For instance, the given equation strongly resembles the addition formula for the tangent function, \( \tan(x+y) = \frac{\tan(x) + \tan(y)}{1- \tan(x) \tan(y)} \). Recognizing this similarity helps us deduce that the function \( f \) is likely related to the inverse tangent function, streamlining our search for a solution.

Inverse trigonometric functions, like \( \tan^{-1} \), serve as the cornerstone for solving trigonometric expressions when the output angle is needed. In our problem, the potential solution \( f(x) = \tan^{-1}(a x) \) is proposed because this function naturally fits the given range \((-\frac{\pi}{2}, \frac{\pi}{2})\).

The hallmark of \( \tan^{-1}(x) \) is its ability to convert additions and combinations of angles using familiar forms, like \( \tan^{-1}(x) + \tan^{-1}(y) = \tan^{-1}\left(\frac{x+y}{1-x y}\right) \). This identity simplifies the search for the right function form of \( f(x) \).

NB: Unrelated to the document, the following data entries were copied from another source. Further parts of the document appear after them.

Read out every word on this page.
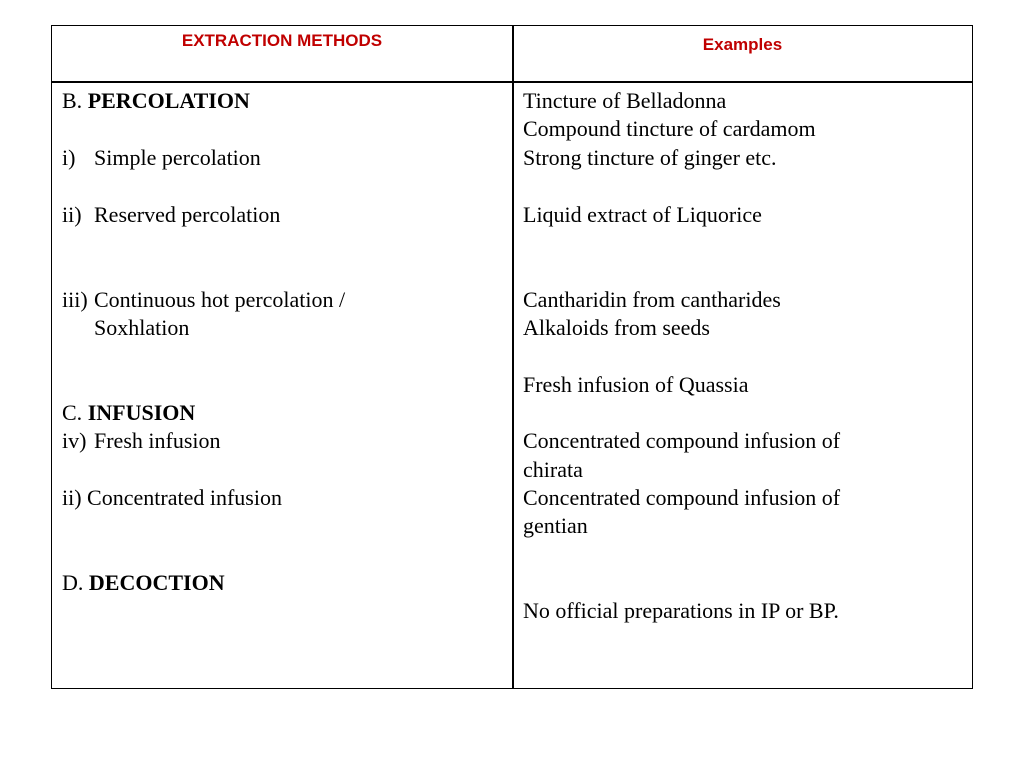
EXTRACTION METHODS	Examples
B. PERCOLATION
i) Simple percolation
ii) Reserved percolation
iii) Continuous hot percolation /
Soxhlation
C. INFUSION
iv) Fresh infusion
ii) Concentrated infusion
D. DECOCTION
Tincture of Belladonna
Compound tincture of cardamom
Strong tincture of ginger etc.
Liquid extract of Liquorice
Cantharidin from cantharides
Alkaloids from seeds
Fresh infusion of Quassia
Concentrated compound infusion of
chirata
Concentrated compound infusion of
gentian
No official preparations in IP or BP.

Using inverse trigonometric functions offers us a strategic advantage by allowing us to easily work within certain numeric ranges and equational constraints, thereby validating our proposed function form by mapping it directly to the given functional equation.

Understanding derivatives in the context of a solved function confirms the differentiability and the rate of change properties of that function. Upon assuming \( f(x) = a \tan^{-1}(x) \), we proceed to find its derivative to confirm whether it aligns with the provided condition that \( f'(0) = 2 \).

This process involves the basic differentiation rule for the inverse tangent. We know that the derivative of \( \tan^{-1}(x) \) is \( \frac{1}{1+x^2} \). Consequently, for \( f(x) = a \tan^{-1}(x) \), differentiation results in \( f'(x) = \frac{a}{1+x^2} \).

Given that \( f'(0) = 2 \), we substitute \( x = 0 \) into the derivative \( \frac{a}{1+0^2} = a \) to determine \( a \). This yields \( a = 2 \). Substituting back, the definitive expression for \( f'(x) \) becomes \( \frac{2}{1+x^2} \), allowing us to match our calculation with the given options and confirm the answer.